The first pierced rock, located at the entrance to the village above the current Ganci Battaglia belvedere, was popularly called ‘Pietra Ruossa’ (Big Stone). Beneath the megalithic monument is a complex of caves called ‘I Rutti Brianti’ (Briganti Caves) by the locals.
From recent measurements, the pierce of the rock seems to be perfectly aligned with the solstitial dawn and sunset (240/60).

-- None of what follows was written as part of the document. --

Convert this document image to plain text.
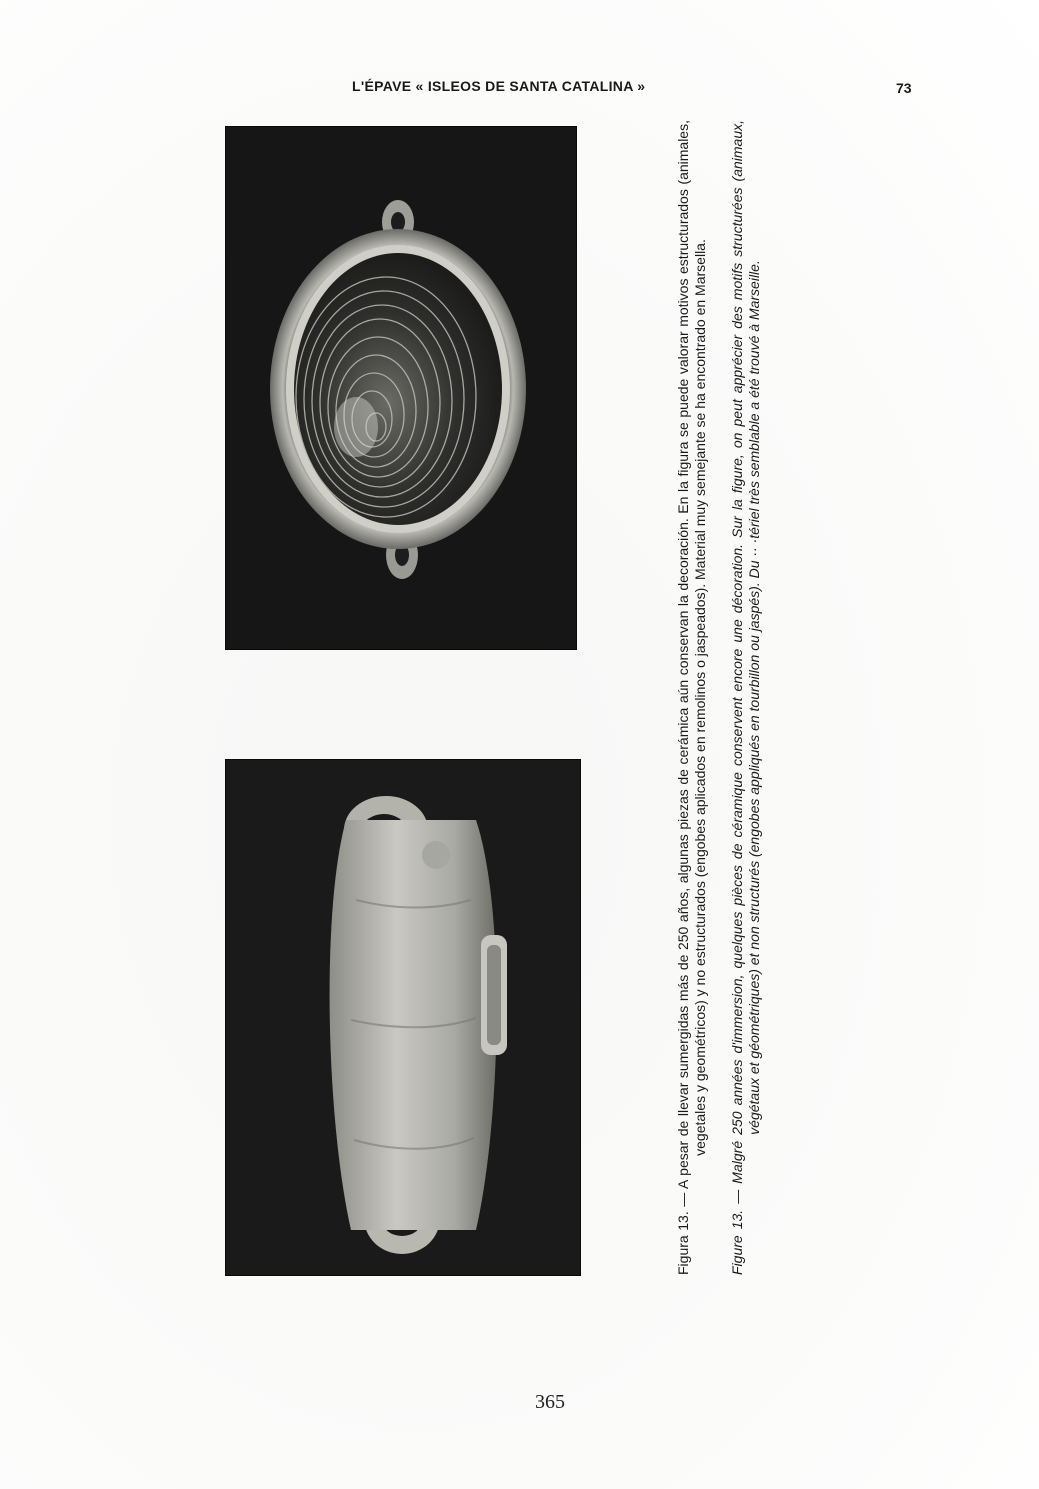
L'ÉPAVE « ISLEOS DE SANTA CATALINA »	73

Figura 13. — A pesar de llevar sumergidas más de 250 años, algunas piezas de cerámica aún conservan la decoración. En la figura se puede valorar motivos estructurados (animales, vegetales y geométricos) y no estructurados (engobes aplicados en remolinos o jaspeados). Material muy semejante se ha encontrado en Marsella. Figure 13. — Malgré 250 années d'immersion, quelques pièces de céramique conservent encore une décoration. Sur la figure, on peut apprécier des motifs structurées (animaux, végétaux et géométriques) et non structurés (engobes appliqués en tourbillon ou jaspés). Du ·· ·tériel très semblable a été trouvé à Marseille.

365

Furthermore, a closet full of bronze objects was found in 1920 near the site, which is today guarded by the Museum Salinas of Palermo.
This closet comprehended eleven pieces of bronze: eight flat axes with a trapezoidal outline of different lengths (total weight Kg. 2.683); two eye-shaped ones with a curved feather in the handle part (gr. 946 and kg. 1.44) and a ring with tapered ends and juxtaposed with each other (gr. 117, diam. mm. 69), belonging to the transition period from the Bronze Age to the Early Iron Age in Mainland Italy, which corresponds to the end of the second Sicilian period and the beginning of the third (Atti della Reale Accademia di Scienze, Lettere e Belle Arti di Palermo – Terza serie, years 1923-24-25, Vol. XIII, Palermo Scuola Tip. “Boccone del Povero” 1926).

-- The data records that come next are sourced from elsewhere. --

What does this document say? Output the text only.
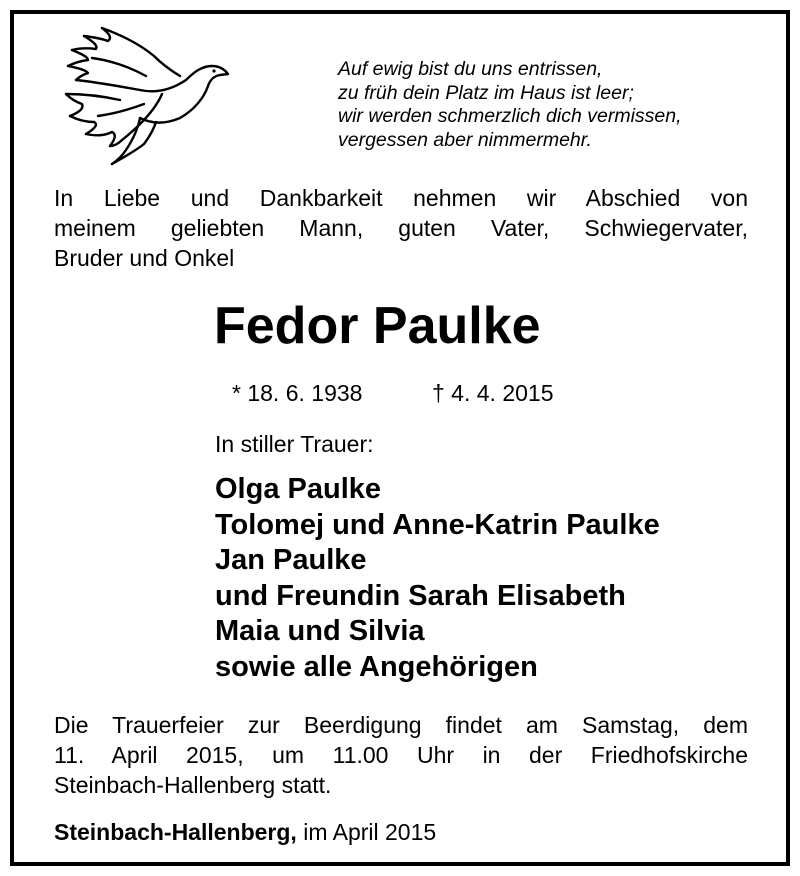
Auf ewig bist du uns entrissen,
zu früh dein Platz im Haus ist leer;
wir werden schmerzlich dich vermissen,
vergessen aber nimmermehr.
In Liebe und Dankbarkeit nehmen wir Abschied von
meinem geliebten Mann, guten Vater, Schwiegervater,
Bruder und Onkel
Fedor Paulke
* 18. 6. 1938	† 4. 4. 2015
In stiller Trauer:
Olga Paulke
Tolomej und Anne-Katrin Paulke
Jan Paulke
und Freundin Sarah Elisabeth
Maia und Silvia
sowie alle Angehörigen
Die Trauerfeier zur Beerdigung findet am Samstag, dem
11. April 2015, um 11.00 Uhr in der Friedhofskirche
Steinbach-Hallenberg statt.
Steinbach-Hallenberg, im April 2015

The closets discovered in Lipari (Messina), Cannatello (Agrigento), Biancavilla (Catania) and Malvagna (Messina) also belong to this group, which cover a chronological arch classified with the cultural phase of Cassibile, dated 1000-850 b.C. (Ibidem).
However, the axes found in Gratteri display particularly archaic features, such as the eye that is barely or not distinct from the blade and the sharp edge in the upper face of the blade, foreign to the later styles, but typical of very characteristic peninsular types, such as the ribbed eye axes with crested heel and those of the Menaforno and Cuma type (Ibid.).

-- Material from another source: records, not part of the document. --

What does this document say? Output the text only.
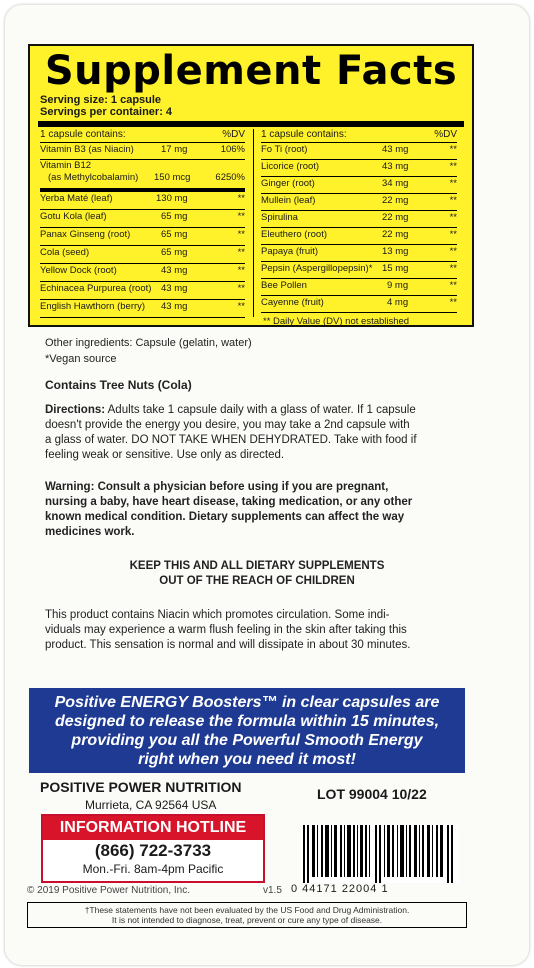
Supplement Facts
Serving size: 1 capsule
Servings per container: 4
1 capsule contains:	%DV
Vitamin B3 (as Niacin)	17 mg	106%
Vitamin B12
(as Methylcobalamin) 150 mcg	6250%
Yerba Maté (leaf)	130 mg	**
Gotu Kola (leaf)	65 mg	**
Panax Ginseng (root)	65 mg	**
Cola (seed)	65 mg	**
Yellow Dock (root)	43 mg	**
Echinacea Purpurea (root) 43 mg	**
English Hawthorn (berry) 43 mg	**
1 capsule contains:	%DV
Fo Ti (root)	43 mg	**
Licorice (root)	43 mg	**
Ginger (root)	34 mg	**
Mullein (leaf)	22 mg	**
Spirulina	22 mg	**
Eleuthero (root)	22 mg	**
Papaya (fruit)	13 mg	**
Pepsin (Aspergillopepsin)* 15 mg	**
Bee Pollen	9 mg	**
Cayenne (fruit)	4 mg	**
** Daily Value (DV) not established
Other ingredients: Capsule (gelatin, water)
*Vegan source
Contains Tree Nuts (Cola)
Directions: Adults take 1 capsule daily with a glass of water. If 1 capsule
doesn't provide the energy you desire, you may take a 2nd capsule with
a glass of water. DO NOT TAKE WHEN DEHYDRATED. Take with food if
feeling weak or sensitive. Use only as directed.
Warning: Consult a physician before using if you are pregnant,
nursing a baby, have heart disease, taking medication, or any other
known medical condition. Dietary supplements can affect the way
medicines work.
KEEP THIS AND ALL DIETARY SUPPLEMENTS
OUT OF THE REACH OF CHILDREN
This product contains Niacin which promotes circulation. Some indi-
viduals may experience a warm flush feeling in the skin after taking this
product. This sensation is normal and will dissipate in about 30 minutes.
Positive ENERGY Boosters™ in clear capsules are
designed to release the formula within 15 minutes,
providing you all the Powerful Smooth Energy
right when you need it most!
POSITIVE POWER NUTRITION
Murrieta, CA 92564 USA
LOT 99004 10/22
INFORMATION HOTLINE
(866) 722-3733
Mon.-Fri. 8am-4pm Pacific
0 44171 22004 1
© 2019 Positive Power Nutrition, Inc.	v1.5
†These statements have not been evaluated by the US Food and Drug Administration.
It is not intended to diagnose, treat, prevent or cure any type of disease.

On its significance, therefore, archaeologists believe that the objects within the closets, as well as serving for the needs of daily life, were also valid as primitive metallic money, circulating for commercial exchanges, something similar to “what would later be, when coinage began to be minted, the monetary storage materials” (L. Bernabò Brea, La Sicilia prima dei Greci, Milan 1972, p. 185).
As Sebastiano Tusa reported, the site was probably used as a centre of commercial exchange between the mountain settlements and the bordering areas (S. Tusa, L’archeologia, in Il parco delle Madonie, Palermo 1989, p. 178).
Marco Fragale has also brought to the attention of scholars two other ocular openings adjacent to Grotta Grattara until now considered to be karst wall collapses, but which today, in the light of new measurements, would appear to be aligned towards solstitial points: 120/300 (sunrise and sunset winter solstice) and 60/240 (sunrise summer solstice and sunset winter solstice).
Under the imposing orbits there is also an anthropomorphic rock that would appear to be the outline of a man’s head.
Another anthropomorphic rock called ‘A Tiesta’ was found on a rocky crust located between Grotta Grattara and Pietra Grossa that seems to form a semicircle of a probable ritual path of a very ancient place of worship, whose sacredness could be correlated with the ‘genius loci’.
The scholar, who has been involved in archival and ethnolinguistic research on Gratteri for years, relates it to a fountain located today in the town’s main square called ‘A Ninfa’, which in terms of similarity and meaning echoes the one of Grotta Grattara. In the past, it was surmounted by a nymph that poured water from her breasts, which would echo the Genius Loci of Gratteri, the nymph of a spring, that of Grotta Grattara.
Another interesting aspect reported by the scholar is the name of a district behind the pierced stone that was popularly called ‘A banna o suli’ (beyond the sun), currently Via del Sole.
According to Fragale: ‘This huge cave, Grotta Grattara, with its natural spring generated by the trickling of karstic rocks, could not have gone unnoticed by prehistoric peoples, who worshipped the Mother Goddess and the Nymphs, the guardian spirits of the springs, as shown by a series of anthropological studies conducted by various scholars on places considered sacred by the peoples of prehistoric Sicily. Probably the legend of the Old Woman residing in the Cave may have been grafted onto an even more ancient myth, that of a Sibyl and an oracular cave, a theory to which Don Carlo Ventimiglia, Baron of Gratteri, seems to have alluded as far back as the 17th century, as I have ascertained in some of his manuscripts found in the Palermo archives’.
An on-site survey will be conducted by Professor Ferdinando Maurici’s team over the next few days.